Herndon Depot Museum
This former train station was once an important shipping depot for the regions farmers.
Also known as the Herndon Historical Society Museum, this compendium of local memorabilia includes information on U.S. Navy Commander William Lewis Herndon (for whom the town was named), as well as artifacts from the World War II ship the USS Herndon, noteworthy items shared by local residents, and a healthy dose of railroad-related relics.
The last category of remnants is fitting since the museum is housed in a train depot that dates back to 1857, when it first served the Alexandria, Loudoun, and Hampshire railroad. It later served several other lines, including the Richmond & Danville railroad, the Southern Railway, and the Washington & Old Dominion Railroad.
The railroad was a boon to agriculture in the area and many local farmers used it to ship milk to Washington, D.C. to be processed and distributed. Better roads and the appearance of cars and trucks reduced reliance on trains.

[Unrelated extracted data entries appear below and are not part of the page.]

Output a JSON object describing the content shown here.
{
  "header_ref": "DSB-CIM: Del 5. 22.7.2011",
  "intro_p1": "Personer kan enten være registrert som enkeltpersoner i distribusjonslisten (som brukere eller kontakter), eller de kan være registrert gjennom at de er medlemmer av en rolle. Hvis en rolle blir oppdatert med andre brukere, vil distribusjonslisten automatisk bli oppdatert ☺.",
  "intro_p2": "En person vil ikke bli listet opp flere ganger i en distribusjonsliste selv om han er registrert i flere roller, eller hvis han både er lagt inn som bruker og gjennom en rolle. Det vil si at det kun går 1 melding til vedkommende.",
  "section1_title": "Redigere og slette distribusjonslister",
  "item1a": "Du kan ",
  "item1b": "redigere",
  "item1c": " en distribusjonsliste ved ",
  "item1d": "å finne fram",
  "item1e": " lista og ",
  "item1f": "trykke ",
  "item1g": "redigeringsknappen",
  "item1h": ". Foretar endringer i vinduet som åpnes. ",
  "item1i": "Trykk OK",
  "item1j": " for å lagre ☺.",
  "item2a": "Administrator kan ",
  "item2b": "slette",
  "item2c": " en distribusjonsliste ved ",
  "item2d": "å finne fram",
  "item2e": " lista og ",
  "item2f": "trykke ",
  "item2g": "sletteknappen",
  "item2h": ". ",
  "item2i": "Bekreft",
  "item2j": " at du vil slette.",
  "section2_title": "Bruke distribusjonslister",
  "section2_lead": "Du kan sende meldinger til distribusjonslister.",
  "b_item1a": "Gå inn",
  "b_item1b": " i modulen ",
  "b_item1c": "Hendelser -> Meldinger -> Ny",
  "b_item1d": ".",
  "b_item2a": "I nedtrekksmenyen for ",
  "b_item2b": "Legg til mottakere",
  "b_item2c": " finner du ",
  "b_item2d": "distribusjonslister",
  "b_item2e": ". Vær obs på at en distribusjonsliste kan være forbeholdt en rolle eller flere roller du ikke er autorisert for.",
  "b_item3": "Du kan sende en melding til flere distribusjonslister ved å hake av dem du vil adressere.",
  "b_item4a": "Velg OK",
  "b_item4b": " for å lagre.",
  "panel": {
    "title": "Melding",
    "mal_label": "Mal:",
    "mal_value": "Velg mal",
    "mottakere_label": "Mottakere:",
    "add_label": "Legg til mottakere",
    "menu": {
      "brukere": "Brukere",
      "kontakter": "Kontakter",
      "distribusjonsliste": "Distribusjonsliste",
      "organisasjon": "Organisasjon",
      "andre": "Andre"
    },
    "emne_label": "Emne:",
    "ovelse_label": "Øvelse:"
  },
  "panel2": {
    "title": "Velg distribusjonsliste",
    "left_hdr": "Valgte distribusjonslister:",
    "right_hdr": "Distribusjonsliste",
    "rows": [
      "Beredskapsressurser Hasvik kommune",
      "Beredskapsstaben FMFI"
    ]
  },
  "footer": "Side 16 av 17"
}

The last major job completed by the railway was the delivery of sand used for the concrete mix to build the runways at Washington Dulles International Airport. The railroad and depot closed in August 1968.
The building still features the original window and door frames, baggage doors, semaphores, and several hardware elements.
Know Before You Go
The Herndon Depot Museum was added to the National Register of Historic Places on June 18, 1979.